Reverberation and background noise (particularly speech babble) represent particular challenges for the hearing impaired, even when wearing digital hearing aids. One approach to solving this problem is to enhance the information-bearing components of the acoustic signal. Silicon Speech occasionally works with the Speech Processing Laboratory of Sophia University (Takayuki Arai) on methods to enhance speech comprehension under adverse acoustic conditions, particularly for individuals with a hearing impairment.

Reading Instruction

Even in our electronic era, reading is the primary gateway to knowledge and news. Despite intensive instruction in the early grades, many children experience difficulty learning to read; a significant proportion will never read proficiently, even as adults. The untold damage to the individual and to society is beyond measure.

English is a particularly difficult language to learn to read. The reasons for this difficulty are controversial; however, the factors generally cited are (1) spelling, (2) many exceptions to rules, (3) a large vocabulary and (4) difficult grammar. Approximately five to ten percent of children are classified as “dyslexic,” meaning that such difficulties are considered biological in origin.

The proportion of dyslexic children depends on the language. In languages with a transparent sound-to-grapheme correspondence (such as Italian and Spanish), the proportion of dyslexic children is small. In contrast, languages where the sound-to-grapheme relation is relatively opaque (e.g., English and Danish), the proportion of dyslexics is much higher.

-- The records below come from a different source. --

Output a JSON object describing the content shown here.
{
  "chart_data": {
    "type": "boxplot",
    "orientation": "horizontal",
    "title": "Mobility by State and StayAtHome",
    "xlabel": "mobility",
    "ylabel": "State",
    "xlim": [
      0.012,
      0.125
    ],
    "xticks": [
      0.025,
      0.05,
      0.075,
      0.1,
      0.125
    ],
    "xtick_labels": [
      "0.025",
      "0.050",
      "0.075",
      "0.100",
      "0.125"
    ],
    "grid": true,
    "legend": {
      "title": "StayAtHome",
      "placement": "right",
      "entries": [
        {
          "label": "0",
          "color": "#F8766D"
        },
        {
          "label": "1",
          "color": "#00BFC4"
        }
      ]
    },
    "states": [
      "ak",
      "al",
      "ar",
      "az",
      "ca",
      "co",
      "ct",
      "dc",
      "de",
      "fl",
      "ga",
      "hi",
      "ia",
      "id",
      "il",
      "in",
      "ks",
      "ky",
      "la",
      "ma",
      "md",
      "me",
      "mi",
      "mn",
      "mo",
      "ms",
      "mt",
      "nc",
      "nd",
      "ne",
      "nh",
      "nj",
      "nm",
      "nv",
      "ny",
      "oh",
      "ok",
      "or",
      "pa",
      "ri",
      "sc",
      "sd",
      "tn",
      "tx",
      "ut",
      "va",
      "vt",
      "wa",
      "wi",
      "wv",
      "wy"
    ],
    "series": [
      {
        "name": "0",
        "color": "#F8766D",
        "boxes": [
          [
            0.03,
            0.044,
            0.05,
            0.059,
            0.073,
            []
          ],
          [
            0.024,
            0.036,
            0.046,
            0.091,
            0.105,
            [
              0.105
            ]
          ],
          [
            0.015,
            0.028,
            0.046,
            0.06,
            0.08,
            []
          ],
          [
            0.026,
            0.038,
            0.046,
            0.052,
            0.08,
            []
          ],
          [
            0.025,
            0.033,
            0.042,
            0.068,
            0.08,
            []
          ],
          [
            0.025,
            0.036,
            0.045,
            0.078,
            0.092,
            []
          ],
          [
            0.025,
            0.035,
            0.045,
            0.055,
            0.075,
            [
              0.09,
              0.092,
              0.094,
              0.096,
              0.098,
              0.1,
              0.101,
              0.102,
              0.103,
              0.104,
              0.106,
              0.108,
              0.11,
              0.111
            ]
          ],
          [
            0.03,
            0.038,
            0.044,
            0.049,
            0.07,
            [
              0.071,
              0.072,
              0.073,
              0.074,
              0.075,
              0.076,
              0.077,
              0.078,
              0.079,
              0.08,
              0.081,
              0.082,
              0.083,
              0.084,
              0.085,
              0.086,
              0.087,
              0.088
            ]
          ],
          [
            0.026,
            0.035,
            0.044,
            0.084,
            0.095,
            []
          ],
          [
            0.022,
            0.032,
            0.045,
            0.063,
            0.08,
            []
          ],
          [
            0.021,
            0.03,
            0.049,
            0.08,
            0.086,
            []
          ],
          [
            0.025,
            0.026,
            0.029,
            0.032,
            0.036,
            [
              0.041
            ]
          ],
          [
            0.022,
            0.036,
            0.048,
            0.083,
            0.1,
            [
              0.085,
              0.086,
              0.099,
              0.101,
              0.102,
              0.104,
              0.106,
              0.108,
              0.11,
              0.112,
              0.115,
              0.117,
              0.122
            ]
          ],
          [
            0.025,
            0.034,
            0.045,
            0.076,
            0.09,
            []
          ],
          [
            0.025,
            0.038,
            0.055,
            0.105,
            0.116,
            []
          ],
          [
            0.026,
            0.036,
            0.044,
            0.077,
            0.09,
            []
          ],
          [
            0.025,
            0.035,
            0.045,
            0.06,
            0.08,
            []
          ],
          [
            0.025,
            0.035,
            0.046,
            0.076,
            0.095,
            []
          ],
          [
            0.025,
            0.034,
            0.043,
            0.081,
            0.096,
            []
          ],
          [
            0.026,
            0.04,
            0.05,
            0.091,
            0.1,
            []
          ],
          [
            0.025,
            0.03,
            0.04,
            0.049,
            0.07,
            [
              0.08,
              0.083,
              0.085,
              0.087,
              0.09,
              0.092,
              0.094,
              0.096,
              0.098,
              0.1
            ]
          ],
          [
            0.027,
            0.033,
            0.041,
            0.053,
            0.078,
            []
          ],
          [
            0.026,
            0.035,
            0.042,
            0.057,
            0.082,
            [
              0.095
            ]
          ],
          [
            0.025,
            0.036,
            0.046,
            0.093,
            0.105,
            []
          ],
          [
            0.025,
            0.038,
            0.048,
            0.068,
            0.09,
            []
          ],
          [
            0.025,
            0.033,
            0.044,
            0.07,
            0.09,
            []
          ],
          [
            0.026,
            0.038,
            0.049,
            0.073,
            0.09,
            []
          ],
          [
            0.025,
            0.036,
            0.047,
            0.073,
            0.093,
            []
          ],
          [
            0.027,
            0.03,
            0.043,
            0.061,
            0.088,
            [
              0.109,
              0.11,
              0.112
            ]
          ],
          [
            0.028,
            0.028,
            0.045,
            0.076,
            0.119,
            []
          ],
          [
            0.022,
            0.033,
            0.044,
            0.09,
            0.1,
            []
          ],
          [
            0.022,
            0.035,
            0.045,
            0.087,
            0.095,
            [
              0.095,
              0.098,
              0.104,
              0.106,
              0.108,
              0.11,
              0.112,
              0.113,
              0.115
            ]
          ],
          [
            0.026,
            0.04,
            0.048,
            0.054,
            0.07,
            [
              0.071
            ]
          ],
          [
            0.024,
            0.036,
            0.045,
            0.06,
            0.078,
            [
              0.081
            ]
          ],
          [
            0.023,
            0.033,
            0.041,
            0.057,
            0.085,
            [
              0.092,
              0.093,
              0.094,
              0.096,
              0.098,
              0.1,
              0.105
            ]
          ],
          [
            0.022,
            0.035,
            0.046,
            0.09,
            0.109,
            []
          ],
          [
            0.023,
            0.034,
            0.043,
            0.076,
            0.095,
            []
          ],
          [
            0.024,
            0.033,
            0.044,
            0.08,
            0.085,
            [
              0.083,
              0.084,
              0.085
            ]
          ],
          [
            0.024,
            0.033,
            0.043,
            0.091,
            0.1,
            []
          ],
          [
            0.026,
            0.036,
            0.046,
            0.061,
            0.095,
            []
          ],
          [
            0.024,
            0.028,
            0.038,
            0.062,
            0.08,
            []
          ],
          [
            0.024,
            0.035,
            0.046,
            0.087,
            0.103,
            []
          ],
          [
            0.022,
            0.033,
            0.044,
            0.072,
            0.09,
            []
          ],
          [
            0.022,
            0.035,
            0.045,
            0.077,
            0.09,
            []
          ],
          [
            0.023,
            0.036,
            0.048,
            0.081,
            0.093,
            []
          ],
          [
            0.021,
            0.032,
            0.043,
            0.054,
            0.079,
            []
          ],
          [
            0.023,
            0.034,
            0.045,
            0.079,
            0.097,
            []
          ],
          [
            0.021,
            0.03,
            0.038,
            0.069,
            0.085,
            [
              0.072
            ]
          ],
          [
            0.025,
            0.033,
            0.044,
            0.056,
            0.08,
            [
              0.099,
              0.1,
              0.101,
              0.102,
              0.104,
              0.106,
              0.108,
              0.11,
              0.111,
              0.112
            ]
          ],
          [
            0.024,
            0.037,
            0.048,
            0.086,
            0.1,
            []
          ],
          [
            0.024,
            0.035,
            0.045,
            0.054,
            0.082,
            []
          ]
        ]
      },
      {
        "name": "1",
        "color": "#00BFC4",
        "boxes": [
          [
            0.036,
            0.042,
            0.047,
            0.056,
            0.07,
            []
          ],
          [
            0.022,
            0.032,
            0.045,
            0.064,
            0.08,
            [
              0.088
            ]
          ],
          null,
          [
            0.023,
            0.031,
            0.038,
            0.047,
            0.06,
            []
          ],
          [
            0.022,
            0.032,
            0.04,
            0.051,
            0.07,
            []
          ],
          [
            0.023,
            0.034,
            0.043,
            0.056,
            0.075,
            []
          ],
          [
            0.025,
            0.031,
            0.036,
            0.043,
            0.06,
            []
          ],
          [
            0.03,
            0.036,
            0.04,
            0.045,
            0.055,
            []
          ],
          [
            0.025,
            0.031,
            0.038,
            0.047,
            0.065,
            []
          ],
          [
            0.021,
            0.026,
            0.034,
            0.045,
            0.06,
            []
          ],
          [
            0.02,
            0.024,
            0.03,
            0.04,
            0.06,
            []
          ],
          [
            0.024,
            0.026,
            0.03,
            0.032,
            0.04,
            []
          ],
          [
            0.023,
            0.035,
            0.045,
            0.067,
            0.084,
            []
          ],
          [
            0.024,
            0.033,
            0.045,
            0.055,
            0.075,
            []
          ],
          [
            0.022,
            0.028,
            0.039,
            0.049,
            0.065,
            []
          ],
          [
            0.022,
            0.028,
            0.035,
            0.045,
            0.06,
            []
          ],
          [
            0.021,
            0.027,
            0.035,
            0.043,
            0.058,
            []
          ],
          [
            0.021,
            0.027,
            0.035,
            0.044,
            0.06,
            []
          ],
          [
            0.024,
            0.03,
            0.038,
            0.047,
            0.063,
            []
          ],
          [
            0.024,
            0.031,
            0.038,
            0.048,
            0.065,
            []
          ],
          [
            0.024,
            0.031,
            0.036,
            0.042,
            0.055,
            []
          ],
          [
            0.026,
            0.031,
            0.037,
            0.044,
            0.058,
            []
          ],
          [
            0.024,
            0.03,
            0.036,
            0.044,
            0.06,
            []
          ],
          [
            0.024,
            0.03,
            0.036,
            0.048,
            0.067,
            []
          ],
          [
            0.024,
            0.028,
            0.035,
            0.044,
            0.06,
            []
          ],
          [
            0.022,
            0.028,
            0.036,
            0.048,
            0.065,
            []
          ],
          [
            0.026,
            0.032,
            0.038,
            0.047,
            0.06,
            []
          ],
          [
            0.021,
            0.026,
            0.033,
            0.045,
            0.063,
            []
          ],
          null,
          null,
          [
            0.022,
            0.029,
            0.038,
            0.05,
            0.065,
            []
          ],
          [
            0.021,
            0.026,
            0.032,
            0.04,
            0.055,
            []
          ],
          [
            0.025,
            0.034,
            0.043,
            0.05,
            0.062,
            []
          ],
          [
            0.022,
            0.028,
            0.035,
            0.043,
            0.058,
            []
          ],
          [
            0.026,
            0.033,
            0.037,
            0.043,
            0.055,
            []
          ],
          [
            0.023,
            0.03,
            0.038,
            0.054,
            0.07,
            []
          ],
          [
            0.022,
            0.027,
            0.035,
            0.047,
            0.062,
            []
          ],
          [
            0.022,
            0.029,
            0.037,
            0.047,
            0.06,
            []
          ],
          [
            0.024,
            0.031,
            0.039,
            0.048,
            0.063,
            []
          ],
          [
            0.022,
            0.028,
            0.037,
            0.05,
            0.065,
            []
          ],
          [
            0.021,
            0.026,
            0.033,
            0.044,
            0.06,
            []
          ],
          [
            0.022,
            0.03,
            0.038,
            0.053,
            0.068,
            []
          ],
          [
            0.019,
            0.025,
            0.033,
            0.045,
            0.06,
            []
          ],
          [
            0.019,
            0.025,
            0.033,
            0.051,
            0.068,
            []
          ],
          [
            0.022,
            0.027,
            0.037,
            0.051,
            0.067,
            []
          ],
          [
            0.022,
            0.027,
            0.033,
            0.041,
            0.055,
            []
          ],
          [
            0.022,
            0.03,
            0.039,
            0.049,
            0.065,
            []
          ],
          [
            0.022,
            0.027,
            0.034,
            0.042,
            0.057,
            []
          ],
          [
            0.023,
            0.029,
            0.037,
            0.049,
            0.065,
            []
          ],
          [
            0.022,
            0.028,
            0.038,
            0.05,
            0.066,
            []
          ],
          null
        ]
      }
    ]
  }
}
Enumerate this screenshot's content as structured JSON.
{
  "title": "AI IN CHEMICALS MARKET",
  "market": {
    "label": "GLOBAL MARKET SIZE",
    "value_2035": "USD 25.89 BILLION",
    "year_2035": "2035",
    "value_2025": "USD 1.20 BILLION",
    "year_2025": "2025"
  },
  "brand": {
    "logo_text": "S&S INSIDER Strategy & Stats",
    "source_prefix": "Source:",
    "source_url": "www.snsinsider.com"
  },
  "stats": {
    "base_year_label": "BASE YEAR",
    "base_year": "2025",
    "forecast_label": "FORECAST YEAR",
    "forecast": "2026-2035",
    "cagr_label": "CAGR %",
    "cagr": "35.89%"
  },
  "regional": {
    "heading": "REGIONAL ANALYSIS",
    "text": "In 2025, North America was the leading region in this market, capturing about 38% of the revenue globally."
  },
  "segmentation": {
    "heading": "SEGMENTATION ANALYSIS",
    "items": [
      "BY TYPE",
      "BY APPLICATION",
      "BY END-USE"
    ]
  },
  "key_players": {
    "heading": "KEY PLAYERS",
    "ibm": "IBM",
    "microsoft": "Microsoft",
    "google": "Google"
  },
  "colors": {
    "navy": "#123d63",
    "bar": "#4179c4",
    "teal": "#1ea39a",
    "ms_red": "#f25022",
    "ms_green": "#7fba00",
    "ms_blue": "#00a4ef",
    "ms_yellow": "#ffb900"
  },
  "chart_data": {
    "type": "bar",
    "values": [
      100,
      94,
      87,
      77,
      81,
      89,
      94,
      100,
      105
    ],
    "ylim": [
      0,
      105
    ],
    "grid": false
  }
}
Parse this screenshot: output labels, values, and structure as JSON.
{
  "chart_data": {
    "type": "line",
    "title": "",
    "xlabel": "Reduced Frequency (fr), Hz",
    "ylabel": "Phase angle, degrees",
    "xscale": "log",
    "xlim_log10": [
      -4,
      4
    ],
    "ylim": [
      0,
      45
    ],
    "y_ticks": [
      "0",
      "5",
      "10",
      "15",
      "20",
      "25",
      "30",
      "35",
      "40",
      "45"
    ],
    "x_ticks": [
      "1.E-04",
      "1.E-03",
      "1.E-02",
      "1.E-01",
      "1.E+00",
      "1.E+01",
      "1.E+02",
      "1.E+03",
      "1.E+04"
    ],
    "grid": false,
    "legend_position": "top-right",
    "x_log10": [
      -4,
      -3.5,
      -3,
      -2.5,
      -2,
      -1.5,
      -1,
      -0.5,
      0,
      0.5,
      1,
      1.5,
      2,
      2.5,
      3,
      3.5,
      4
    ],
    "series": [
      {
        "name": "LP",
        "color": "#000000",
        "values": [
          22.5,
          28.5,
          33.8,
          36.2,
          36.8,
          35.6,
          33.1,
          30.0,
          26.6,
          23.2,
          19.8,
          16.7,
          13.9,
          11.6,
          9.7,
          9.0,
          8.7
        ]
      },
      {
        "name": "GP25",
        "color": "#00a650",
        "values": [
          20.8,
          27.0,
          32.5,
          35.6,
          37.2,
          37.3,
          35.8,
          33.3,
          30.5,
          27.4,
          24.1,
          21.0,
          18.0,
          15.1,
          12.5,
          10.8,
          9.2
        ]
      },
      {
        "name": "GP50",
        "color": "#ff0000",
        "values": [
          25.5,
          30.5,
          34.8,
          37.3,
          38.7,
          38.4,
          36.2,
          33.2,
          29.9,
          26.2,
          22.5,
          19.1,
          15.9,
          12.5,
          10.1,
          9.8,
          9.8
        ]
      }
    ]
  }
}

In our view, English spelling is far more systematic than generally recognized. The problem lies in attempting to match each orthographic character with a specific sound or set of sounds. English spelling does not work this way (nor does Danish). Silicon Speech is working on new methods for teaching reading based on prosodic properties of spoken language. This research is being performed in collaboration with the Centre for Neuroscience in Education at the University of Cambridge (Usha Goswami).